July 9 lunchbox



Breakfast:
Sing songy bowl of Cornflakes with semi-skimmed organic milk
Walk to Work:
It was down Cowbridge East Road in my new slip-on black shoes purchased yesterday from M&S. They were pretty comfortable, but with any new pair of shoes there is usually a bit of pain, before the gain kicks in.
Just before 10 am I caught a bendy bus down to Cardiff Bay and the Welsh Assembly for a chat with Minister for Economic Development _ and not racecourses!_ Dr Brian Gibbons.
Okay so Brian might be out of a job this week, but he was in fine form. Quite a number of civil servants and a special adviser _ and I mean really top draw calibre people here _ were also in Brian's office with me:
They were James Price, the affable Gareth Hall and Jeff Andrews.... and oh yes Andy "So be it" Phillips.
Half an hour in and Ian Courtney and Simon Gibson entered the room.... oh dear oh dear!
Lunchbox
4 ham and tomato sandwiches
1 Rachel's organic yoghurt
1 banana
1 apple
1 nectarine
2 chocolate digestive

RANDOM THOUGHT

Limited audience this one:
A man from the Valleys of South Wales talking to a citizen of Cardiff.
Valleys man: Listen my friend, if it wasn't for the Valleys there wouldn't be a Cardiff. Our coal powered the world!
Cardiff man: Listen Taff any monkey can dig coal, but we had the skill to sell the bloody stuff!

NOT TO BE CONTINUED

Comments

Anonymous said…
Cardiff is a ridiculous place where indigenous folk have very silly accents.

The Valleys rock!

T Davies, Ystrad
Anonymous said…
I think Sion's blog entry here has opened a real cultural "can of worms", as it were.

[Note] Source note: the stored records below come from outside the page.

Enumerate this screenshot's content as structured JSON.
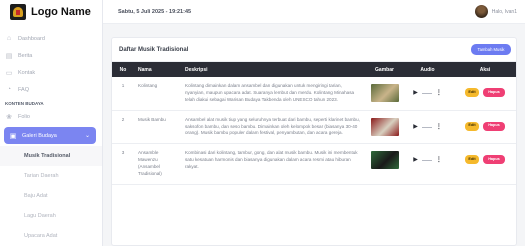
{
  "brand": {
    "name": "Logo Name"
  },
  "sidebar": {
    "items": [
      {
        "label": "Dashboard",
        "icon": "home-icon"
      },
      {
        "label": "Berita",
        "icon": "news-icon"
      },
      {
        "label": "Kontak",
        "icon": "chat-icon"
      },
      {
        "label": "FAQ",
        "icon": "help-icon"
      }
    ],
    "section_heading": "KONTEN BUDAYA",
    "folio": {
      "label": "Folio",
      "icon": "folio-icon"
    },
    "active": {
      "label": "Galeri Budaya",
      "icon": "gallery-icon"
    },
    "sub_items": [
      {
        "label": "Musik Tradisional"
      },
      {
        "label": "Tarian Daerah"
      },
      {
        "label": "Baju Adat"
      },
      {
        "label": "Lagu Daerah"
      },
      {
        "label": "Upacara Adat"
      }
    ]
  },
  "header": {
    "datetime": "Sabtu, 5 Juli 2025 - 19:21:45",
    "user_label": "Halo, Ivan1"
  },
  "card": {
    "title": "Daftar Musik Tradisional",
    "add_button": "Tambah Musik"
  },
  "table": {
    "columns": [
      "No",
      "Nama",
      "Deskripsi",
      "Gambar",
      "Audio",
      "Aksi"
    ],
    "edit_label": "Edit",
    "delete_label": "Hapus",
    "rows": [
      {
        "no": "1",
        "nama": "Kolintang",
        "deskripsi": "Kolintang dimainkan dalam ansambel dan digunakan untuk mengiringi tarian, nyanyian, maupun upacara adat. Suaranya lembut dan merdu. Kolintang Minahasa telah diakui sebagai Warisan Budaya Takbenda oleh UNESCO tahun 2023.",
        "image_colors": [
          "#5a6a3a",
          "#c9b48a"
        ]
      },
      {
        "no": "2",
        "nama": "Musik Bambu",
        "deskripsi": "Ansambel alat musik tiup yang seluruhnya terbuat dari bambu, seperti klarinet bambu, saksofon bambu, dan seso bambu. Dimainkan oleh kelompok besar (biasanya 30-40 orang). Musik bambu populer dalam festival, penyambutan, dan acara gereja.",
        "image_colors": [
          "#8b1a1a",
          "#d8d0c0"
        ]
      },
      {
        "no": "3",
        "nama": "Ansamble Mawenzu (Ansambel Tradisional)",
        "deskripsi": "Kombinasi dari kolintang, tambur, gong, dan alat musik bambu. Musik ini membentuk satu kesatuan harmonis dan biasanya digunakan dalam acara resmi atau hiburan rakyat.",
        "image_colors": [
          "#2f6a3a",
          "#1a1a1a"
        ]
      }
    ]
  }
}
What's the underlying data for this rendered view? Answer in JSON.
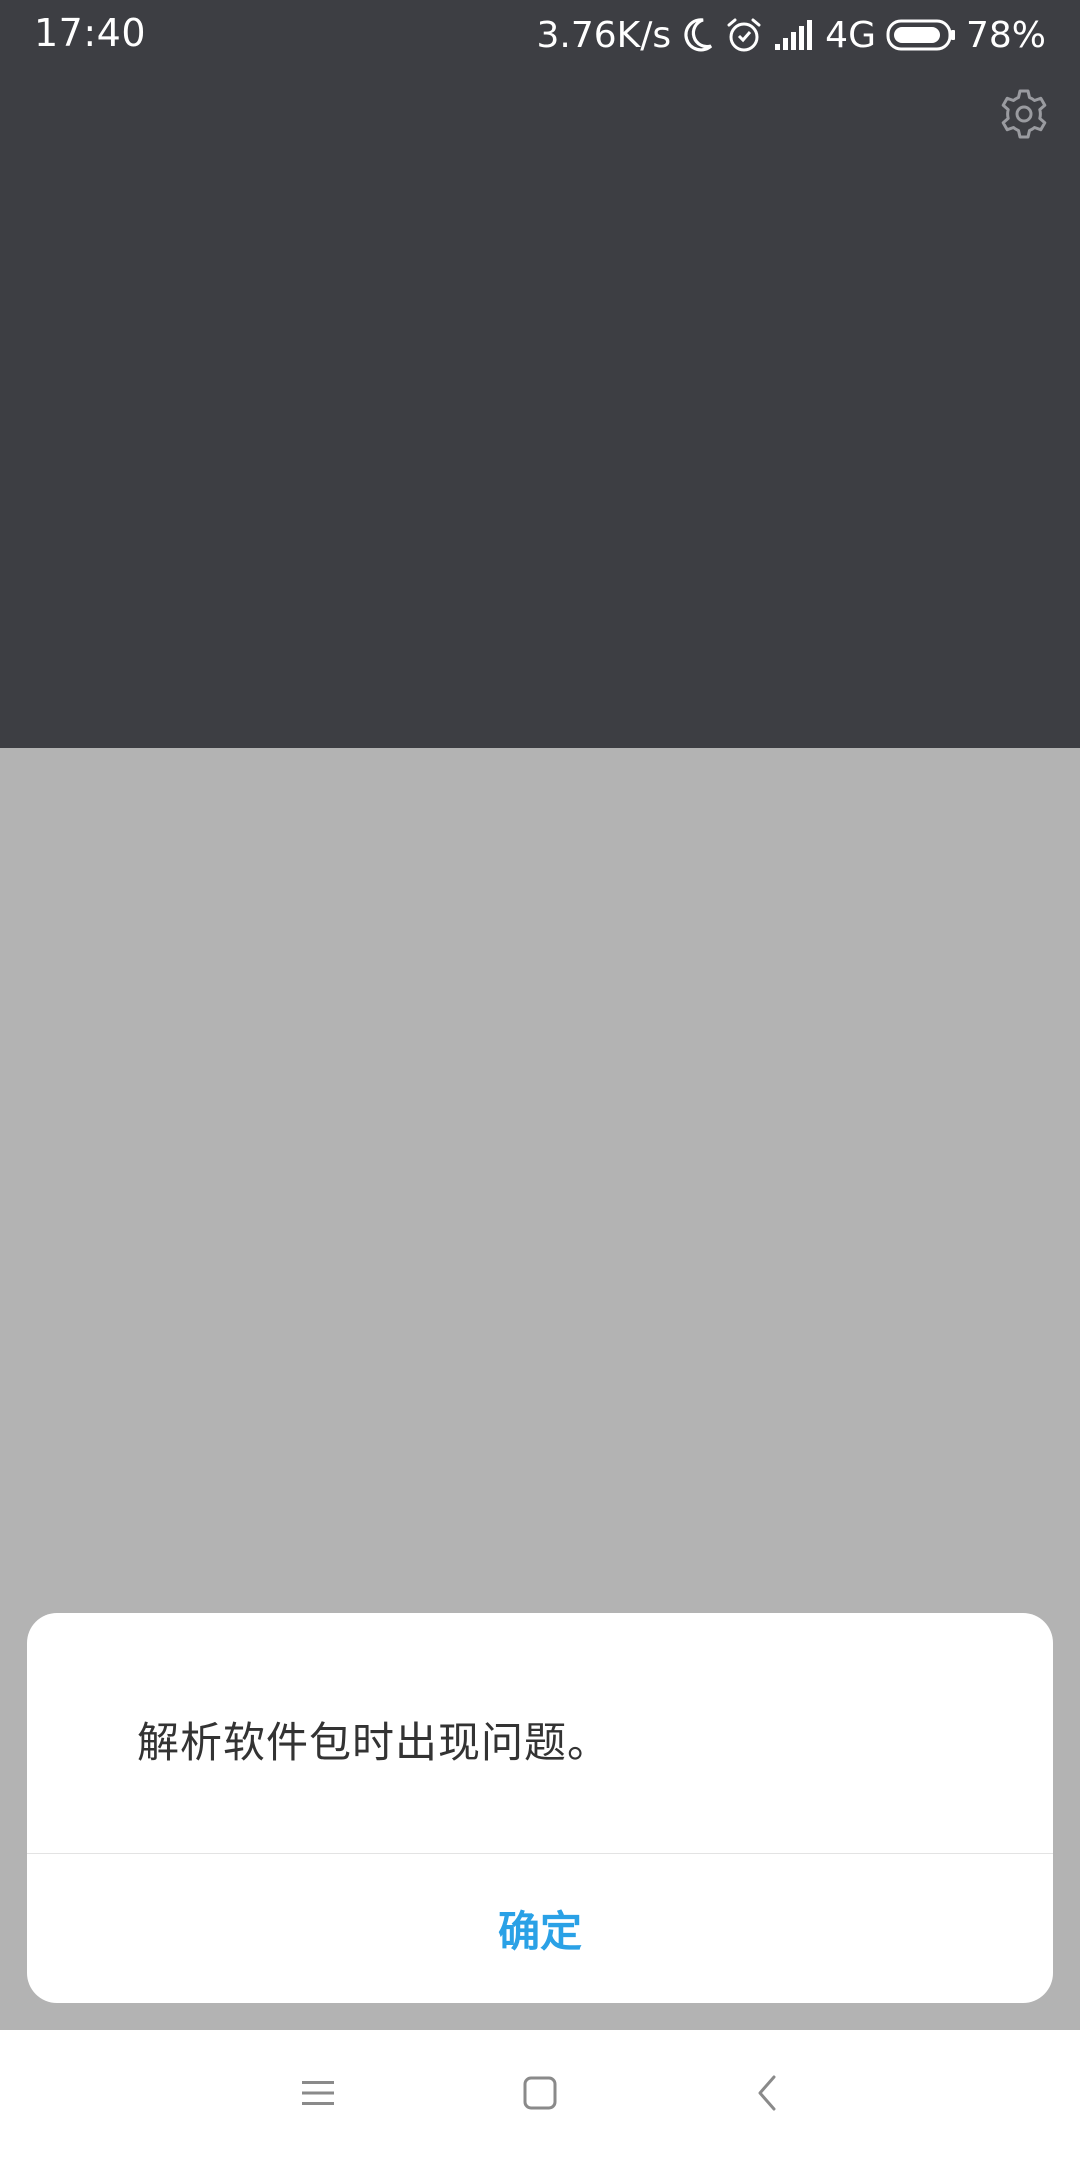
{
  "status_bar": {
    "time": "17:40",
    "network_speed": "3.76K/s",
    "network_type": "4G",
    "battery": "78%",
    "icons": [
      "moon-icon",
      "alarm-icon",
      "signal-icon",
      "battery-icon"
    ]
  },
  "app": {
    "settings_icon": "gear-icon"
  },
  "dialog": {
    "message": "解析软件包时出现问题。",
    "ok_label": "确定",
    "accent_color": "#2aa1e6"
  },
  "nav_bar": {
    "icons": [
      "menu-icon",
      "home-icon",
      "back-icon"
    ]
  },
  "colors": {
    "top_background": "#3d3e43",
    "scrim": "#b3b3b3"
  }
}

The tension between Cardiff and its Valleys neighbours has been well documented and one that does need addressing. For instance, where else in the UK have such disparate accents evolved in such proximity. That disparity between accents is a tangible example of the conflict that exists between the two regions.

The undeniable fact is that without the iron and coal from the South Wales Valleys, Cardiff would not have grown into the international port it became and, subsequently, the capital city of Wales.

Sion's fictional conversation between "Valleys man" and "Cardiff man" is one that is consistently repeated when representatives of each community meet.

However, it is perhaps time to dwell less on the how and more on the why if Wales is ever to move forward from its stagnant cultural and sociological condition.